Reuniting the original creators of the Young Avengers, writer Alan Heinberg and artist Jim Cheung, Avengers: The Children’s Crusade is a mini-series about Marvel’s team of young superheroes, The Young Avengers.  Children’s Crusade has focused largely on Wiccan’s search for his supposed mother, Wanda Maximoff, The Scarlet Witch.  Wiccan and the rest of the ever loyal Young Avengers (with the help of Scarlet Witch’s father, Magneto), have come up against the Avengers and Dr. Doom in their quest to find Wanda.  Last issue heralded the return of the Young Avenger, Iron Lad, who had been gone since the end of the very first Young Avengers story-arc.


Avengers: The Children’s Crusade #5 of 9 picks in the titanic battle with the Avengers, Young Avengers, Magneto, Dr. Doom and his army of Doom-Bots.  There aren’t very clear lines as to who’s fighting who, it’s pretty much one, big melee.  Iron Lad, who has triumphantly returned from the time-stream to help the Young Avengers, quickly gathers his team and whisks them away from the battle (along with the amnesic Wanda) into the time stream.  Their plan is to take Wanda back to the day when she had a nervous breakdown (Avengers: Disassembled) and destroyed half the Avengers, in the hopes that by witnessing it, her memory will return.  But, once they get back to the past, the proverbial shit hits the fan.

The sad thing about Young Avengers is the fact that we get so little of it, and it’s all very far between.  It’s a fantastic team and, when written correctly, the stories we get out of them are really interesting.  Avengers: The Children’s Crusade only seems to come out once every two months, but I realized that I’m grateful for that delay.  It means that this nine issue mini-series will continue for even longer.

Heinberg does really fantastic work with Young Avengers.  He makes every character not only very relatable, but also very unique in personality.  What’s really interesting is to see these young, somewhat untrained and inexperienced heroes dealing with events that could bring the bigger Marvel characters to their knees.  It’s not like classic Teen Titans over at DC, where the kiddie team deals with some lame, castrated villain of the week who’s barely a real threat, the Young Avengers really carry their weight.  Plus, you have to give props to Heinberg for his handling of time travel, which can be a really difficult subject to do well.  At the very least, it’s a ballsy idea, considering how easy it is to screw up.

There really is no artist alive who can do Young Avengers better than Cheung.  He is one of the better artists in comics period, but his young Avengers work is truly second to none.  His work is incredibly detailed, as evidenced by the double page spread on pages two and three, featuring the Avengers and Young Avengers fighting off a horde of Doom-Bots.
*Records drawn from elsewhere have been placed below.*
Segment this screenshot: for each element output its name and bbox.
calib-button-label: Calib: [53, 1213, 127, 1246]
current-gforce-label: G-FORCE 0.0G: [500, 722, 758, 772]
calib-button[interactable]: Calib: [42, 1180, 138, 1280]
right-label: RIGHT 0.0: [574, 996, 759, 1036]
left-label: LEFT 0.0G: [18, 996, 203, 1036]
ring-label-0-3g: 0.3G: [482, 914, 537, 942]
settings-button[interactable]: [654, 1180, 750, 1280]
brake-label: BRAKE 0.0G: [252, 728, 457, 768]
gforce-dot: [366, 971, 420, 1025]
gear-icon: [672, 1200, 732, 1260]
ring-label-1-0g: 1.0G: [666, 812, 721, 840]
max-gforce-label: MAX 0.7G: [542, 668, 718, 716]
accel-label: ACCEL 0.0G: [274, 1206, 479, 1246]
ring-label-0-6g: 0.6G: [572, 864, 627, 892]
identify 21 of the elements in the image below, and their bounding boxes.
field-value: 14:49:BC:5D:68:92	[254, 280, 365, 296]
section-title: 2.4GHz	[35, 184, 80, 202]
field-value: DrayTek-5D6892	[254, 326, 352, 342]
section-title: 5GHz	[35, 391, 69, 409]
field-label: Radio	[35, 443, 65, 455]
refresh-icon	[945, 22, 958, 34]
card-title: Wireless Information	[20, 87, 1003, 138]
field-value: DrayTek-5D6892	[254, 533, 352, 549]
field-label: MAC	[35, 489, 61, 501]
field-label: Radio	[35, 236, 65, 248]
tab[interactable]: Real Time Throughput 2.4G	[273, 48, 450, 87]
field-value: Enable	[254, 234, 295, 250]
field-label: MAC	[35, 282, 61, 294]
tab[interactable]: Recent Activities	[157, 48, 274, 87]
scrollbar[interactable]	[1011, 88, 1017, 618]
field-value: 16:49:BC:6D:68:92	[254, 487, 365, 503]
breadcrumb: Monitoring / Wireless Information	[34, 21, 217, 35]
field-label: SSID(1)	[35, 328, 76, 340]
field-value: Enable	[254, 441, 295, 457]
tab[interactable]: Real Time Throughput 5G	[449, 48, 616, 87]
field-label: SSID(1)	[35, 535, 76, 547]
If you’re looking for a great book about a really dynamic, modern team, then Avengers: The Children’s Crusade should be just your cup of tea.  Unfortunately though, at this point, it’ll be a bit tough to catch up if you haven’t been reading it regularly and considering the bi-monthly (at best) schedule, the trade paperback probably won’t be out for another year.  Sorry.